Polizze assicurative obbligatorie per i medici

22-08-2012
L'obbligo della sottoscrizione della polizza assicurativa è stato stabilito dal Decreto Legge 138/2011 successivamente convertito nella Legge 148/2011. Il provvedimento rientra nel più generale processo di riforma degli ordini professionali avviato dal governo Monti e risponde a una duplice esigenza: da un lato, tutelare i professionisti dal punto di vista economico nel momento in cui questi siano chiamati a risarcire i danni subiti dai propri clienti e, dall'altro lato, tutelare gli stessi clienti, mettendo loro a disposizione uno strumento che li garantisca maggiormente dal rischio di subire danni usufruendo di servizi professionali di diversa natura. Finora le polizze assicurative di questo genere erano consigliate ma non obbligatorie, se non in casi specifici, come quello che coinvolgeva i commercialisti tenuti al rilascio del visto di conformità per le compensazioni di crediti IVA superiori a 15.000 euro. L'obbligo di copertura assicurativa coinvolge categorie di professionisti operanti in aree caratterizzate da diversi profili di rischio: professionisti dell'area medica (come medici e farmacisti), dell'area tecnica (come architetti e ingegneri) e dell'area giuridico-economica (come avvocati, notai, commercialisti (http://www.elenco-commercialisti.it), consulenti del lavoro, ragionieri, ecc.). Ciascun professionista sarà dunque tenuto ad adottare una copertura assicurativa idonea ai rischi associati allo svolgimento della propria attività caratteristica: i dottori commercialisti, ad esempio, si assumono un rischio diverso a seconda che si occupino di consulenza fiscale a privati o di revisione dei conti in una società. Risulta particolarmente importante, per questa categoria professionale, anche la stipula di polizze che abbiano effetto retroattivo, dal momento in cui gli eventuali danni ai clienti possono manifestare i loro effetti dopo un periodo di tempo più o meno lungo.

La norma prevede l'obbligo per il professionista, non solo di sottoscrivere la polizza, ma anche di darne completa informazione al proprio cliente quando si sottoscrive un accordo che ha ad oggetto la prestazione professionale. Dovranno essere comunicati per iscritto al cliente gli estremi della polizza sottoscritta e, in particolare, la compagnia assicurativa di riferimento, la data di inizio e di scadenza e il suo massimale. Lo stesso legislatore ha concesso la possibilità ai consigli nazionali e agli enti previdenziali di stipulare specifiche convenzioni con le compagnie assicurative allo scopo di permettere ai professionisti di ottenere polizze a condizioni economiche più vantaggiose. In linea generale, comunque, spetta al singolo professionista la scelta della compagnia assicurativa e delle condizioni alle quali sottoscrivere la polizza.

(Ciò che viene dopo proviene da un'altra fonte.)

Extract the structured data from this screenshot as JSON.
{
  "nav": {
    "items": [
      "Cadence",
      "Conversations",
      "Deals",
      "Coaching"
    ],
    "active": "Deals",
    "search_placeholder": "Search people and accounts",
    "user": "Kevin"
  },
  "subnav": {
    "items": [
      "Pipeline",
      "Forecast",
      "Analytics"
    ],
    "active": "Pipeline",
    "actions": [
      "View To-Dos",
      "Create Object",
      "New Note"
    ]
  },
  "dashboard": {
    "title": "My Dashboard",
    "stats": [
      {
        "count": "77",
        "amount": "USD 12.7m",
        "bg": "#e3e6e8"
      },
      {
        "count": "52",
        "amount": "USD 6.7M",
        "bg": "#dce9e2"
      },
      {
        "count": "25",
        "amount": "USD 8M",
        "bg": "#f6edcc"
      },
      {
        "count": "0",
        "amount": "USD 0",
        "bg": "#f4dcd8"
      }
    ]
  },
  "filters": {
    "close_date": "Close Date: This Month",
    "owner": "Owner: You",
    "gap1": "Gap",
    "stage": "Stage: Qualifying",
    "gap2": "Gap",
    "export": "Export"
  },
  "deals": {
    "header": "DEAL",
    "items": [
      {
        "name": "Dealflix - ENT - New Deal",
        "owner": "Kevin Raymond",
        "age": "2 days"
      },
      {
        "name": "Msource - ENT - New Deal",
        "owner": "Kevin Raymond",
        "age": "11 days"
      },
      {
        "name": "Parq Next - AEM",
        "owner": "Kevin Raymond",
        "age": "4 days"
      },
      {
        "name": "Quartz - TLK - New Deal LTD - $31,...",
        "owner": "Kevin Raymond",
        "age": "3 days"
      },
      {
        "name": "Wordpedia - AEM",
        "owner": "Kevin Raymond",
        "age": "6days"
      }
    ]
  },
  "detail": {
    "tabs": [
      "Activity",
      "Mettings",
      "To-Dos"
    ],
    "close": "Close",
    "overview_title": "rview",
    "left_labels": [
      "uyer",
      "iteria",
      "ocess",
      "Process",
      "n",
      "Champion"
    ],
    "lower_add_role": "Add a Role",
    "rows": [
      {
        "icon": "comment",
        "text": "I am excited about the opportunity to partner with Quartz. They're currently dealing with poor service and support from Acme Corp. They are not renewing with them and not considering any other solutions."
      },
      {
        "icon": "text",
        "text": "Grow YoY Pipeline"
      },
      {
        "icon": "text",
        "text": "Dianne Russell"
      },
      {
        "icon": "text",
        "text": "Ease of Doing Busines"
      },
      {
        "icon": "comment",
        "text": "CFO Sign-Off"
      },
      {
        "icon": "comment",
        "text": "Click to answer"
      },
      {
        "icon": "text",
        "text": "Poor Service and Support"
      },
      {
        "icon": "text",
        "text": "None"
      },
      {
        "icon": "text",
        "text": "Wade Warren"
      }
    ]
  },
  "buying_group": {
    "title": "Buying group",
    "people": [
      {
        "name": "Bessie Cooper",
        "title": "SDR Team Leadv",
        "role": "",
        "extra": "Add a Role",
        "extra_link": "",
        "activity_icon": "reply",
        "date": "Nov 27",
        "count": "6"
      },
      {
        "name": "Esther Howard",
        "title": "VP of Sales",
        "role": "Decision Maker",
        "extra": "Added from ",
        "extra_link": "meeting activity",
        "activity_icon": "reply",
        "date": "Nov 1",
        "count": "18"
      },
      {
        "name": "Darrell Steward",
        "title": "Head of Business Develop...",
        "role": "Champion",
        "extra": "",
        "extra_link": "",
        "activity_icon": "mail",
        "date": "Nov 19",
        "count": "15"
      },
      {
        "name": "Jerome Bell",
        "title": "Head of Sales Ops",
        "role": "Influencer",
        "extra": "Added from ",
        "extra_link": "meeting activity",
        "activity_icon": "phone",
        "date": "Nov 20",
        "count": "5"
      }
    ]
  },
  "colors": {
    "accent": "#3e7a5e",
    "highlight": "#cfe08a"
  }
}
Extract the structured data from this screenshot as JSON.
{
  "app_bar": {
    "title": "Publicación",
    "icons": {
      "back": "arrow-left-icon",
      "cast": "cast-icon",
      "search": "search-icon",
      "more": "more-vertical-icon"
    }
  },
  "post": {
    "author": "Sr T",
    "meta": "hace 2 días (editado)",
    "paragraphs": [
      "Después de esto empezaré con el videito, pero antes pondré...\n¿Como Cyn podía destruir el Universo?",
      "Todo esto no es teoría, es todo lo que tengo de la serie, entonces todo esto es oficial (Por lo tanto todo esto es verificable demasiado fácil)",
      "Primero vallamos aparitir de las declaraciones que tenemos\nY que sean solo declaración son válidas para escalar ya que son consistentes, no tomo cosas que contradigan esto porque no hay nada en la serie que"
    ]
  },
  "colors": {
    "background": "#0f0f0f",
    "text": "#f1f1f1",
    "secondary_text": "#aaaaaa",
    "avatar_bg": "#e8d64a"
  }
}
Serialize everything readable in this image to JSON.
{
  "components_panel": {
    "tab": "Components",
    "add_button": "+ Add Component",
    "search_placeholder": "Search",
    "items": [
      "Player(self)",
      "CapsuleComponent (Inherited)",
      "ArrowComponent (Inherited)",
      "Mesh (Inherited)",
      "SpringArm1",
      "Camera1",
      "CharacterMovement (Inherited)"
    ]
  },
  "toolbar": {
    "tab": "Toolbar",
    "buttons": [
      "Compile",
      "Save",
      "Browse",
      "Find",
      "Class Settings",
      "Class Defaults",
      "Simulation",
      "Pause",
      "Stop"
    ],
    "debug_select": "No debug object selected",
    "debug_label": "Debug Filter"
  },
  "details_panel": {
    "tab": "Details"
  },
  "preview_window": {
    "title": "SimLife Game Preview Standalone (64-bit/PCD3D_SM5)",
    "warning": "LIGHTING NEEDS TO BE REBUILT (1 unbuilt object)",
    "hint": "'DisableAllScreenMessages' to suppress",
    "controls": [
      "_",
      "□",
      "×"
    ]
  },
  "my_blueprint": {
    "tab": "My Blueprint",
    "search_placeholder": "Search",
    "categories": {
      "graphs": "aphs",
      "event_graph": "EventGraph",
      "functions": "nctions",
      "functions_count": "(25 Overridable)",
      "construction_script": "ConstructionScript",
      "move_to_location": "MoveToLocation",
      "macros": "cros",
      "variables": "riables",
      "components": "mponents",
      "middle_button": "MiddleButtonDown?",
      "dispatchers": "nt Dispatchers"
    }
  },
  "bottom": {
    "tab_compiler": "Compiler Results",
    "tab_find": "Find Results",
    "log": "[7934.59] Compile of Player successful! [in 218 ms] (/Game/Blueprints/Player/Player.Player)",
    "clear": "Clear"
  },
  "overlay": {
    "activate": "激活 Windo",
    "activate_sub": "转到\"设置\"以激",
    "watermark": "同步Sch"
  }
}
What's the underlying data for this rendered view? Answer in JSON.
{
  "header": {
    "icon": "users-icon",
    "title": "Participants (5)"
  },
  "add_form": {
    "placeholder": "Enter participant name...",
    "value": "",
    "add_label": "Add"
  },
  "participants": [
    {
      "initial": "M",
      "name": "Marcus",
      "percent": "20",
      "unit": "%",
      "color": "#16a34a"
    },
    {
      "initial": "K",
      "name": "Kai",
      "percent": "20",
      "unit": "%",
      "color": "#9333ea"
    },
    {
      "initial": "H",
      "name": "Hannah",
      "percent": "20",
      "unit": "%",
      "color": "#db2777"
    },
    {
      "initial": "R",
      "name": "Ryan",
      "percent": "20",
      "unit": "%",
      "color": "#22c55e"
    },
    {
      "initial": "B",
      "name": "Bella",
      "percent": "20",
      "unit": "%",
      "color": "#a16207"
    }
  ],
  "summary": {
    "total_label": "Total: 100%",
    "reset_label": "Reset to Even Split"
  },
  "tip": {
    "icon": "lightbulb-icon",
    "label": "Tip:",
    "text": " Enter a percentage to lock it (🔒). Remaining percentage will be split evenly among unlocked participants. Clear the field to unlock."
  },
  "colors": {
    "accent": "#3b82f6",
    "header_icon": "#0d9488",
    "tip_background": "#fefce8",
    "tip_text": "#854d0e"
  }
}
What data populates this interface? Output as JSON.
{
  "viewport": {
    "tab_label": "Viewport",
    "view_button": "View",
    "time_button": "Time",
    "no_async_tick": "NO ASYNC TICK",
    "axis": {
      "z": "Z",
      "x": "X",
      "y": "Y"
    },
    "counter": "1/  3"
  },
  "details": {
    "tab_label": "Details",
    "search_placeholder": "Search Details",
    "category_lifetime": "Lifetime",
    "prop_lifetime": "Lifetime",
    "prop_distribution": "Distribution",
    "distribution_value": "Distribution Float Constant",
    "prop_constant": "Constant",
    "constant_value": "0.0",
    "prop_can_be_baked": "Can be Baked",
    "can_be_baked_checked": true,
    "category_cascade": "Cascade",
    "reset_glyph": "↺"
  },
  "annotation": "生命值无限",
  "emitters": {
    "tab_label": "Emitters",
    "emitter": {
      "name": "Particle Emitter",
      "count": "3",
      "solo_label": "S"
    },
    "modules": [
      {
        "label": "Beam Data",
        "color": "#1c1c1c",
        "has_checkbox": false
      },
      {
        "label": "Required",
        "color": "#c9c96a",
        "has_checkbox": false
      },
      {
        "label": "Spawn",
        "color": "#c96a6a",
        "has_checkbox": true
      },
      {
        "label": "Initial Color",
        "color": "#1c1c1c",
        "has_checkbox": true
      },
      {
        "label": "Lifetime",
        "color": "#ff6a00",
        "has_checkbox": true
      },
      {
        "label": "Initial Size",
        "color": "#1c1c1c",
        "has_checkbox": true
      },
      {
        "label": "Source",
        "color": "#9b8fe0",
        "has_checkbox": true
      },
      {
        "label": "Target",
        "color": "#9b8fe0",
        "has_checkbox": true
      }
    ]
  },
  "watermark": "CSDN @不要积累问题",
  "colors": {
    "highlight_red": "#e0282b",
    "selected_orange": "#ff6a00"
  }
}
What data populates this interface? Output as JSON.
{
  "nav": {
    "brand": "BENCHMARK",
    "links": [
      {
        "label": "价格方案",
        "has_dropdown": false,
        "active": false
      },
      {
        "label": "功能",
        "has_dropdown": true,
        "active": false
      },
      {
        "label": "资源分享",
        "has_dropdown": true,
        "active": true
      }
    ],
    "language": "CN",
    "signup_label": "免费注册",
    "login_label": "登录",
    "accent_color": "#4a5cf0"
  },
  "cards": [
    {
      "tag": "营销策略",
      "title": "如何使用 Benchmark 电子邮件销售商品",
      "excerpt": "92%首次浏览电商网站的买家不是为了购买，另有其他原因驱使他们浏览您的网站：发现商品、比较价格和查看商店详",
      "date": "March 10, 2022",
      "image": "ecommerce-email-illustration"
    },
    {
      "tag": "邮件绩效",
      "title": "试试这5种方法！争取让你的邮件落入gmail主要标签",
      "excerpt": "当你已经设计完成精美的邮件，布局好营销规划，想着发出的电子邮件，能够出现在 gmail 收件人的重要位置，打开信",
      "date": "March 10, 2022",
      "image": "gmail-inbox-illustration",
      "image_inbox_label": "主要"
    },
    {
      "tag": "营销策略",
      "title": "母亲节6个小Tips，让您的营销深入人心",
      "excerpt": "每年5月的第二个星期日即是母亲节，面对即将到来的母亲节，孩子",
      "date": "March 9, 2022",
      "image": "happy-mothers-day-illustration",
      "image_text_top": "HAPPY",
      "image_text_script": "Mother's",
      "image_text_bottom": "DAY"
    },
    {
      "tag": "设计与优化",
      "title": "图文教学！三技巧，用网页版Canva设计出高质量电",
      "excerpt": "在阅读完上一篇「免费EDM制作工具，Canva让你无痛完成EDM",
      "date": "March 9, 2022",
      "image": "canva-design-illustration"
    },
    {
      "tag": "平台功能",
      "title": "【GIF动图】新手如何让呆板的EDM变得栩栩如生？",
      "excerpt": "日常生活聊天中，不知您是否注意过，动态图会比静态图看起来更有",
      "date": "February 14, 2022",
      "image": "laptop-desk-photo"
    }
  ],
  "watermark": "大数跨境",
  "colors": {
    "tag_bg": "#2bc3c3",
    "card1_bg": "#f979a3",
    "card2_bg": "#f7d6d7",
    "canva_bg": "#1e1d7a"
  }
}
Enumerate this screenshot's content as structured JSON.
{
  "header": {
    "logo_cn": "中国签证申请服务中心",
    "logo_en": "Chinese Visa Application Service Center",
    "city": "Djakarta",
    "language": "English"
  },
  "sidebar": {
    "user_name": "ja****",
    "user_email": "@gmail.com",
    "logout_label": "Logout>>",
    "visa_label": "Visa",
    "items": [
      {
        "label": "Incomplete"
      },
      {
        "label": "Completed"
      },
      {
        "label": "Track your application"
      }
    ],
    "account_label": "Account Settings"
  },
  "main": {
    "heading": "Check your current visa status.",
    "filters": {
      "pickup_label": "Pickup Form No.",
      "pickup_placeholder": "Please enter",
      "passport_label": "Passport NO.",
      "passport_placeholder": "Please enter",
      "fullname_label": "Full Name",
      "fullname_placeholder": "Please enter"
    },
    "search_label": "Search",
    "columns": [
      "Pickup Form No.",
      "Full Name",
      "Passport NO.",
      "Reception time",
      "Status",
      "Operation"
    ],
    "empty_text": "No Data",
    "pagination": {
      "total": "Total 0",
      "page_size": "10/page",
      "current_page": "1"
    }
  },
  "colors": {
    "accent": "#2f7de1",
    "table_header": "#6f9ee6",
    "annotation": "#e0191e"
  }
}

Le polizze, come recita l'articolo 3 della Legge 148/11, sono stipulate "a tutela del cliente" ed andranno a coprire i danni derivanti da colpa, sia essa lieve o grave, escludendo i danni derivanti da dolo. Per effetto del provvedimento si mette ordine nel variegato mondo delle professioni, nel quale fino ad ora, dato il carattere facoltativo, solo una piccola percentuale dei professionisti aveva adottato una copertura assicurativa.